An adaptive Deep Ritz framework for second-order fully nonlinear partial differential equations

TL;DR

This paper introduces an adaptive Deep Ritz framework employing a splitting method and neural networks to efficiently solve fully nonlinear second-order PDEs, including Monge-Ampère and optimal transport problems.

Contribution

It presents a novel coupling of a Deep Ritz neural network approach with a splitting method and adaptive sampling for solving complex nonlinear PDEs.

Findings

Successfully solves Dirichlet problems for Monge-Ampère equations.

Demonstrates the method's flexibility and efficiency compared to PINNs.

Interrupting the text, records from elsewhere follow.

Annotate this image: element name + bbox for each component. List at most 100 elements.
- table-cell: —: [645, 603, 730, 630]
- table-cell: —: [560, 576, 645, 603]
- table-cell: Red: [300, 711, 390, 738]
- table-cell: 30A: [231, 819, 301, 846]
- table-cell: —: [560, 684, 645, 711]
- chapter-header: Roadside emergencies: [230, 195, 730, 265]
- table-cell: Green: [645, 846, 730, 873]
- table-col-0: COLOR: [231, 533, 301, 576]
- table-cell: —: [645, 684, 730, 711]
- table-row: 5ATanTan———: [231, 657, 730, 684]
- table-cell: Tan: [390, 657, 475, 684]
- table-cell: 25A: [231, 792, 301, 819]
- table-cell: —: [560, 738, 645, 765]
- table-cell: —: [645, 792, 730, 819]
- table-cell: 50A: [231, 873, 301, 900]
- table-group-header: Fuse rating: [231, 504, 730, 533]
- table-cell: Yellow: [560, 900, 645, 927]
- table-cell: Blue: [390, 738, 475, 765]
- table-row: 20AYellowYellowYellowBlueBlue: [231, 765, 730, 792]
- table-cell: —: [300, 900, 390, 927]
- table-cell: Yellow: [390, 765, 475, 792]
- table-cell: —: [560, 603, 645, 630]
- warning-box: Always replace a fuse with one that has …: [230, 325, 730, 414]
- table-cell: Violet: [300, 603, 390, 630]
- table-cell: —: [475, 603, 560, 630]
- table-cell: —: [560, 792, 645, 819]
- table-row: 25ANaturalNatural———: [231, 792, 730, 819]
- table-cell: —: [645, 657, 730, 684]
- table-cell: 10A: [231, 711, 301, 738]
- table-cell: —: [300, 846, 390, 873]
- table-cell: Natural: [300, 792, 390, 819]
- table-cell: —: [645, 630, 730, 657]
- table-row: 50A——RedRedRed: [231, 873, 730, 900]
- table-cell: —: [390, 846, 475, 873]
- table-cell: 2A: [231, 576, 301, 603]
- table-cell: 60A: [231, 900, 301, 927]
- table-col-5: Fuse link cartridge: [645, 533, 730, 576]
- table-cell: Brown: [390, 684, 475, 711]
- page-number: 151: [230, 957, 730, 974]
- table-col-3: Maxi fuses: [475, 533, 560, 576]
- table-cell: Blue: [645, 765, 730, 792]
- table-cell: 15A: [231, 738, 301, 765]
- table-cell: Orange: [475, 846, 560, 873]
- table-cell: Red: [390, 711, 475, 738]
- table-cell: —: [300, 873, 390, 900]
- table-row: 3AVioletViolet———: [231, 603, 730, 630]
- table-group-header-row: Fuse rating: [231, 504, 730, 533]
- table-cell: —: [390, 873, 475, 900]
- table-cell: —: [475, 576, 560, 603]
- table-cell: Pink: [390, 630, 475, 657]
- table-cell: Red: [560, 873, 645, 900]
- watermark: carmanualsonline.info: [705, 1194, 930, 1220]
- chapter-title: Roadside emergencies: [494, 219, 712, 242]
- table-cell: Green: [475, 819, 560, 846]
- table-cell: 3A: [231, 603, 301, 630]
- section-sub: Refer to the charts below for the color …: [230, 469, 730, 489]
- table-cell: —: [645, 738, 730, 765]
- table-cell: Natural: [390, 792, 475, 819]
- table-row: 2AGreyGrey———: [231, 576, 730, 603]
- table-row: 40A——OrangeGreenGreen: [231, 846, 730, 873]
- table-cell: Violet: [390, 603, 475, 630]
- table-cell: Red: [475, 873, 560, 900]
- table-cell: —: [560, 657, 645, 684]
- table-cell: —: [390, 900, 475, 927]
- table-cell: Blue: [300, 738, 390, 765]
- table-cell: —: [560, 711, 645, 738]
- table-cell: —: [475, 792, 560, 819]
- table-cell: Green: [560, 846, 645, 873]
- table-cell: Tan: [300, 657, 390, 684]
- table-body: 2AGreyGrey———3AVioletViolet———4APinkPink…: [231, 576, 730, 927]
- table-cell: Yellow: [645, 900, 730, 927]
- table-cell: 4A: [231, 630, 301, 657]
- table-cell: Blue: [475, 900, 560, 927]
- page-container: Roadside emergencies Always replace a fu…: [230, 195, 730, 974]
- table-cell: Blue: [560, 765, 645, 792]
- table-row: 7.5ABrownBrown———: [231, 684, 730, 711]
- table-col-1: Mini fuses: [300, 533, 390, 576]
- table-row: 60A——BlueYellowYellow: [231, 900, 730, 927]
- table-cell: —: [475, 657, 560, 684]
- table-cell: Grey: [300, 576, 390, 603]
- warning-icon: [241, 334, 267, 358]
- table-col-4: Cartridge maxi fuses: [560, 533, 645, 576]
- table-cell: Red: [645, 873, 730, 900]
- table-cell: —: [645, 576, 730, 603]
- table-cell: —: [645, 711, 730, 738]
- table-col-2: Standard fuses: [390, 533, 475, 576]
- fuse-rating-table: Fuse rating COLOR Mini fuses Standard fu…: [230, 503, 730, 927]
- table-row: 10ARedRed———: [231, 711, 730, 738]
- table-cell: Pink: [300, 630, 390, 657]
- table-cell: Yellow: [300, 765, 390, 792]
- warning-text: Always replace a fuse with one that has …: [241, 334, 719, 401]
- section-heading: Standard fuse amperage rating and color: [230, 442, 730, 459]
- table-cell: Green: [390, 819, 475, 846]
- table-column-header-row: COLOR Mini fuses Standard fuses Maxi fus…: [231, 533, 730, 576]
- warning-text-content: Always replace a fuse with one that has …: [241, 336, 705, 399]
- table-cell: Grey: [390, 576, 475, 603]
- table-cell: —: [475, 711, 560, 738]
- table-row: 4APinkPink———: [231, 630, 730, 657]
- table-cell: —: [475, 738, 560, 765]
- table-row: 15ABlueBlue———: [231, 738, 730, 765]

Addresses optimal transport Monge-Ampère problems with boundary conditions.

Abstract

As an alternative to PINNs, a Deep Ritz framework is proposed to solve fully nonlinear PDEs. A least-squares algorithm is advocated to decouple the nonlinearities from the variational features of several fully nonlinear PDEs. A splitting method allows to iteratively solve local nonlinear problems and linear variational problems at each iteration. While existing nonlinear solvers are applied to solve for nonlinearities, we propose a novel coupling with a Deep Ritz neural network approach that is well-suited to the variational flavor of the linear variational problems. An adaptive sampling strategy for the selection of collocation points is incorporated to increase the efficiency of the algorithm without sacrificing its accuracy. Numerical experiments are presented to solve the Dirichlet problem for several fully nonlinear equations, starting with the prototypical Monge-Amp\`ere equation, showing the flexibility of the approach. Numerical results are compared with results obtained using a full PINNs approach. Finally, numerical experiments are extended to address the optimal transport Monge-Amp\`ere problem with transport boundary conditions.